Thanks to the 1031 exchange process, you can conduct a delayed exchange, where a third party holds the cash from the ‘sale’ of your property to buy a replacement at a later date.
This isn’t a strict swap but will count as an exchange.
They’re Not Tax-Free, But You Can Defer Them
One of the most important benefits of an exchange under section 1031 is the tax benefits it gives you.
You still technically have to pay tax on an exchange, but you can defer your tax payments forever.
It’s important to follow 1031 exchange rules for 2018 because you might find yourself audited by the IRS if your tax affairs aren’t in order. Here’s some advice on what to do if you find yourself audited by the IRS.
Property Size Is Important
If you’re looking to make an exchange, you have to ensure that the property you’re investing into is equal or greater in cost or value than your previous property.
If you don’t, you’ll be liable for tax on any cash that remains after the exchange. This can be a hefty addition to your tax bill, so it’s best to be sure before you agree to an exchange.
Beware of Liabilities
The number of liabilities you have on your current property must also play a factor in your considerations before an exchange under section 1031.
This means any mortgages or secured debt on your new property must be equal to or greater than on your previous. You can’t gain tax benefits for reducing your debt, unfortunately.
45 and 180 Day Time Limits
Strictly speaking, you have two limits on your time to consider when you’re looking to make a property exchange.
You have 45 days to declare potential new properties if your exchange delays, or the exchange under section 1031 will be void. You must also complete the exchange in 180 days (6 months) after disposing of your first property.
Avoid Receiving the Cash
If your exchange delays, you should avoid the temptation to hold the cash yourself. Handling cash from the ‘sale’ of a property under exchange will void the exchange and result in huge tax penalties.
Using an exchange specialist company or an intermediary will resolve this issue. The cash remains outside of your authority and will be an acceptable arrangement for the IRS.
If you need help with an exchange, you might need to hire the help of specialist 1031 exchange companies. Learn more about what an exchange company can do for you.

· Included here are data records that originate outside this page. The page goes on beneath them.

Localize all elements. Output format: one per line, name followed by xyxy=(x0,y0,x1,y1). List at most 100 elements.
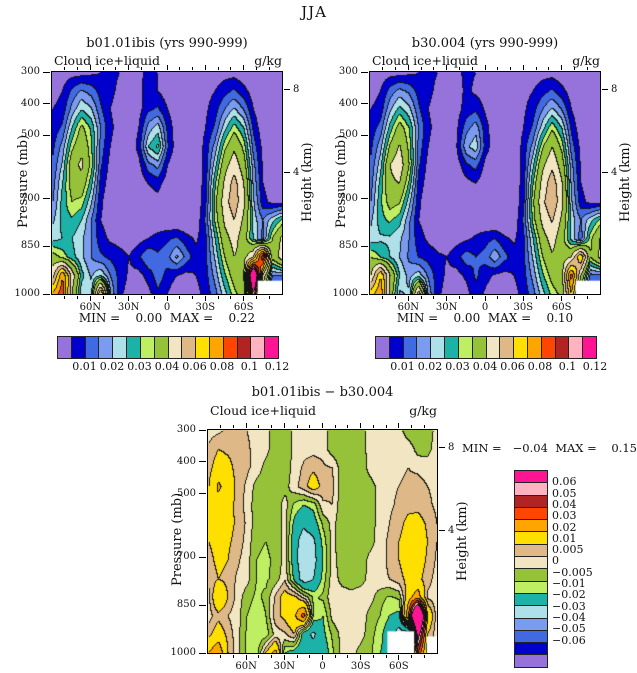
y-tick xyxy=(199,604,206,606)
x-tick-minor xyxy=(258,425,260,428)
x-tick-minor xyxy=(153,67,155,70)
x-tick-minor xyxy=(497,67,499,70)
legend-cell xyxy=(515,494,547,507)
y-tick-label: 1000 xyxy=(14,288,40,299)
legend-cell xyxy=(515,519,547,532)
x-tick-minor xyxy=(535,296,537,299)
y-tick-label: 300 xyxy=(176,424,196,435)
x-tick-major xyxy=(398,655,400,660)
y-tick xyxy=(361,198,368,200)
colorbar-cell xyxy=(58,337,71,358)
height-tick xyxy=(439,530,445,532)
x-tick-label: 30S xyxy=(513,302,534,313)
y-tick xyxy=(199,493,206,495)
x-tick-minor xyxy=(586,296,588,299)
legend-tick-label: 0.03 xyxy=(552,509,577,523)
y-tick-label: 850 xyxy=(20,240,40,252)
x-tick-minor xyxy=(433,296,435,299)
legend-cell xyxy=(515,531,547,544)
y-tick-label: 400 xyxy=(20,97,40,109)
x-tick-minor xyxy=(586,67,588,70)
height-axis-label: Height (km) xyxy=(300,142,315,222)
x-tick-major xyxy=(245,423,247,428)
x-tick-major xyxy=(204,296,206,301)
units-label: g/kg xyxy=(572,53,600,68)
colorbar-cell xyxy=(471,337,486,358)
x-tick-minor xyxy=(268,67,270,70)
variable-label: Cloud ice+liquid xyxy=(210,403,317,418)
x-tick-minor xyxy=(510,67,512,70)
y-tick-label: 850 xyxy=(338,240,358,252)
difference-legend xyxy=(514,470,548,668)
x-tick-major xyxy=(561,65,563,70)
x-tick-major xyxy=(322,655,323,660)
y-tick xyxy=(199,652,206,654)
x-tick-label: 30N xyxy=(435,302,458,313)
y-tick xyxy=(43,198,50,200)
colorbar-tick-label: 0.06 xyxy=(182,360,207,373)
x-tick-minor xyxy=(395,67,397,70)
legend-cell xyxy=(515,471,547,483)
x-tick-minor xyxy=(458,67,460,70)
x-tick-label: 0 xyxy=(319,661,326,672)
x-tick-label: 30N xyxy=(117,302,140,313)
x-tick-minor xyxy=(232,655,234,658)
x-tick-minor xyxy=(179,296,181,299)
colorbar-cell xyxy=(430,337,445,358)
colorbar-cell xyxy=(388,337,403,358)
x-tick-minor xyxy=(423,655,425,658)
legend-tick-label: −0.06 xyxy=(552,633,586,647)
x-tick-label: 60S xyxy=(551,302,572,313)
x-tick-major xyxy=(484,296,486,301)
colorbar-cell xyxy=(540,337,555,358)
x-tick-major xyxy=(446,296,448,301)
y-tick-label: 500 xyxy=(338,129,358,141)
y-tick xyxy=(361,134,368,136)
x-tick-minor xyxy=(220,655,222,658)
x-tick-label: 60S xyxy=(233,302,254,313)
colorbar-cell xyxy=(112,337,127,358)
legend-tick-label: −0.04 xyxy=(552,610,586,624)
x-tick-minor xyxy=(179,67,181,70)
x-tick-minor xyxy=(271,655,273,658)
x-tick-minor xyxy=(309,655,311,658)
y-tick xyxy=(361,71,368,73)
colorbar-cell xyxy=(195,337,209,358)
x-tick-minor xyxy=(334,425,336,428)
x-tick-minor xyxy=(548,67,550,70)
y-tick xyxy=(43,103,50,105)
colorbar xyxy=(57,336,279,359)
y-tick-label: 400 xyxy=(338,97,358,109)
colorbar-cell xyxy=(208,337,223,358)
colorbar-tick-label: 0.06 xyxy=(500,360,525,373)
legend-tick-label: 0.04 xyxy=(552,497,577,511)
x-tick-minor xyxy=(296,425,298,428)
colorbar-labels: 0.01 0.02 0.03 0.04 0.06 0.08 0.1 0.12 xyxy=(57,360,289,374)
x-tick-minor xyxy=(510,296,512,299)
height-tick xyxy=(284,172,290,174)
x-tick-major xyxy=(360,655,362,660)
colorbar-cell xyxy=(499,337,514,358)
legend-cell xyxy=(515,580,547,593)
x-tick-minor xyxy=(347,655,349,658)
legend-cell xyxy=(515,629,547,643)
x-tick-minor xyxy=(471,67,473,70)
minmax-readout: MIN = 0.00 MAX = 0.10 xyxy=(396,311,574,325)
x-tick-minor xyxy=(535,67,537,70)
colorbar-tick-label: 0.03 xyxy=(445,360,470,373)
legend-tick-label: 0.005 xyxy=(552,543,584,557)
x-tick-minor xyxy=(385,655,387,658)
height-tick-label: 4 xyxy=(611,166,618,178)
x-tick-label: 60N xyxy=(235,661,257,672)
contour-plot xyxy=(50,70,283,295)
legend-tick-label: 0.05 xyxy=(552,486,577,500)
colorbar-cell xyxy=(582,337,596,358)
x-tick-minor xyxy=(423,425,425,428)
x-tick-minor xyxy=(64,67,66,70)
minmax-readout: MIN = 0.00 MAX = 0.22 xyxy=(78,311,256,325)
height-axis-label: Height (km) xyxy=(618,142,633,222)
x-tick-minor xyxy=(115,67,117,70)
colorbar-cell xyxy=(222,337,237,358)
x-tick-label: 30S xyxy=(195,302,216,313)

You Can Include Personal Property Sometimes
As we’ve already mentioned, exchanges under section 1031 are primarily for investment or business exchanges. There are some ways personal property are exchangeable, however.

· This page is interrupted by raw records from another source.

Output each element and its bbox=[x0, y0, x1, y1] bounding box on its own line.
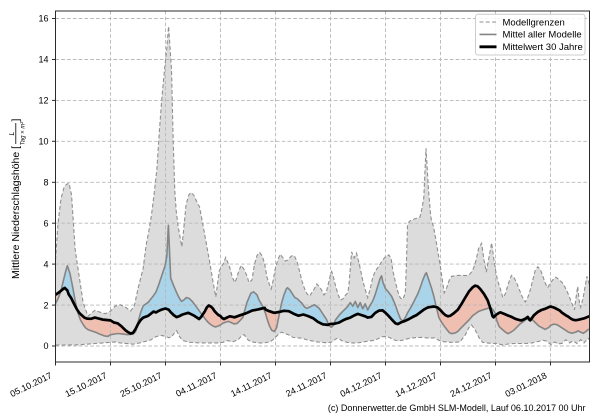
svg-text:Mittlere Niederschlagshöhe [: Mittlere Niederschlagshöhe [ bbox=[10, 146, 22, 279]
svg-text:0: 0 bbox=[43, 341, 48, 351]
svg-text:6: 6 bbox=[43, 218, 48, 228]
svg-text:Tag × m²: Tag × m² bbox=[21, 121, 27, 146]
svg-text:]: ] bbox=[10, 119, 22, 122]
svg-text:14: 14 bbox=[38, 55, 48, 65]
svg-text:Mittel aller Modelle: Mittel aller Modelle bbox=[503, 30, 582, 41]
svg-text:12: 12 bbox=[38, 96, 48, 106]
svg-text:(c) Donnerwetter.de GmbH SLM-M: (c) Donnerwetter.de GmbH SLM-Modell, Lau… bbox=[328, 403, 586, 413]
svg-text:4: 4 bbox=[43, 259, 48, 269]
svg-text:Modellgrenzen: Modellgrenzen bbox=[503, 17, 565, 28]
svg-text:2: 2 bbox=[43, 300, 48, 310]
svg-text:L: L bbox=[9, 131, 16, 135]
svg-text:Mittelwert 30 Jahre: Mittelwert 30 Jahre bbox=[503, 42, 583, 53]
svg-text:16: 16 bbox=[38, 14, 48, 24]
svg-text:8: 8 bbox=[43, 178, 48, 188]
svg-text:10: 10 bbox=[38, 137, 48, 147]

Most exchanges will be real estate properties, but you can swap other assets like artwork or cryptocurrencies. Just be aware that it’s not guaranteed that the IRS will accept the exchange as appropriate.
Here’s the lowdown on using the 1031 exchange process for cryptocurrencies.
You Can Choose More Than One Replacement
If you’re ready to make an exchange, then you should be aware that you don’t need to replace one for one other. You can use the cash from your exchange ‘sale’ for more than one property, or a different type of property.
There are some rules for you to consider. Up to three ‘new’ properties are exchangeable for any value, or the overall value must not be greater than 200% of your previous property value.
Exchanges beyond these figures will likely void any potential exchange, with the loss of tax benefits.
Navigate the Pitfalls of a 1031 Exchange
For property investors looking to reinvest their profits into a new property, a 1031 exchange is the perfect way to do it.
You can permanently defer your capital gains tax bill, and you don’t have to have a property to invest in straight away thanks to the 180-day time limit. If you’ve got a big profit to reinvest, you can even invest in more than one replacement.
Be careful to navigate around the potential pitfalls, like avoiding taking out your cash too quickly.